SYDNEY (AFP) - Australia's consumer watchdog on Thursday (Sept 1) launched court action against Volkswagen over a massive emissions cheating scandal, saying the German car giant had engaged in "extraordinary conduct" as it sought millions of dollars in fines.
The troubled automaker, which owns brands ranging from luxury Audi to lower-end Skoda, is battling its biggest-ever crisis after admitting a year ago to a massive emissions cheating scandal affecting 11 million diesel engines.
The Australian Competition and Consumer Commission (ACCC) said Volkswagen and its Australian subsidiary "engaged in conduct liable to mislead the public in relation to diesel vehicle emission claims" between 2011 and 2015.
A spokesman for the government regulator said it was seeking fines on emission claims.
The ACCC alleged multiple breaches of Australian consumer law, with each one attracting a fine of up to A$1.1 million (S$1.1 million) if the case succeeds in court.
"The ACCC alleges that Volkswagen engaged in multiple breaches of the Australian consumer law by concealing software in their vehicles to cheat emissions testing and misleading consumers about the vehicle's compliance with standards and emission levels during on-road conditions," ACCC Chairman Rod Sims added in a statement.

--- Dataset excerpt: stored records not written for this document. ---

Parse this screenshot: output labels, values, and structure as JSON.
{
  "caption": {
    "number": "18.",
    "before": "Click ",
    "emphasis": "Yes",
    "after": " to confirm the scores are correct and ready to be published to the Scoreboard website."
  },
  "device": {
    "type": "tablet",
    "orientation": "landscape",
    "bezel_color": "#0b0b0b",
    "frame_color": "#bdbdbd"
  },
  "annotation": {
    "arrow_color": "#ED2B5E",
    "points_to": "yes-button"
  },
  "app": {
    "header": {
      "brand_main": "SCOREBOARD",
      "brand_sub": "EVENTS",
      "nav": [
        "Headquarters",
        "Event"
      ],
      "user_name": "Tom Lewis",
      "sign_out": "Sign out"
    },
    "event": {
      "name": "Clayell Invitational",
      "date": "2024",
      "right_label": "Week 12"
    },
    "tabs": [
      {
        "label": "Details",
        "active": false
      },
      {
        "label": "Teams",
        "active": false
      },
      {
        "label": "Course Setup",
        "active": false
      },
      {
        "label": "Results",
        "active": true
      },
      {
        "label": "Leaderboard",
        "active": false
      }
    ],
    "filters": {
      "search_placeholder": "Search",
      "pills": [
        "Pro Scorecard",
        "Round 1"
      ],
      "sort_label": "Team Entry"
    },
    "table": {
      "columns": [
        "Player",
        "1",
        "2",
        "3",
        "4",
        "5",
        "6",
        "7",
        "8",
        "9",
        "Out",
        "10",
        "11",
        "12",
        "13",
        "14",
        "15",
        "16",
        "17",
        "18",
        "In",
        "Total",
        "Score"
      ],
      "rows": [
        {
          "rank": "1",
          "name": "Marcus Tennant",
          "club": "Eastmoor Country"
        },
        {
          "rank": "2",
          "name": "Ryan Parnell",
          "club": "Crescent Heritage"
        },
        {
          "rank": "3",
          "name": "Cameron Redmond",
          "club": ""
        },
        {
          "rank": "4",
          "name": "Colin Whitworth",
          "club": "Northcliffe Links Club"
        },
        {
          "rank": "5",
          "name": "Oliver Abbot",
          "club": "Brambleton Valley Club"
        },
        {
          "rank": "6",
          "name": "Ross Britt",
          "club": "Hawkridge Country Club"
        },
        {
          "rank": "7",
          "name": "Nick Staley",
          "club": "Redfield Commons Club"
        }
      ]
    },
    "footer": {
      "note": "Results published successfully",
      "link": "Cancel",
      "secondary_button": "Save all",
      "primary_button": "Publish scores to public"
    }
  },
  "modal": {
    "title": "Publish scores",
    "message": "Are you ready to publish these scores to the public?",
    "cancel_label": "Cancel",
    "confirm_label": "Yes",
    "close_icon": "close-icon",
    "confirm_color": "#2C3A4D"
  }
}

In legal proceedings lodged in the Federal Court on Thursday, it was alleged that more than 57,000 vehicles sold in Australia over the five-year period did not operate as Volkswagen advertised.
"These allegations involve extraordinary conduct of a serious and deliberate nature by a global corporation and its Australian subsidiary misleading consumers and the Australian public."
Volkswagen Australia has been contacted for a response.
The car giant last week reached an undisclosed settlement to compensate US dealers over losses from the diesel-cheating scandal, which has been dubbed "dieselgate".
Volkswagen said in October last year that more than 91,000 of its vehicles in Australia were fitted with emissions-cheating technology.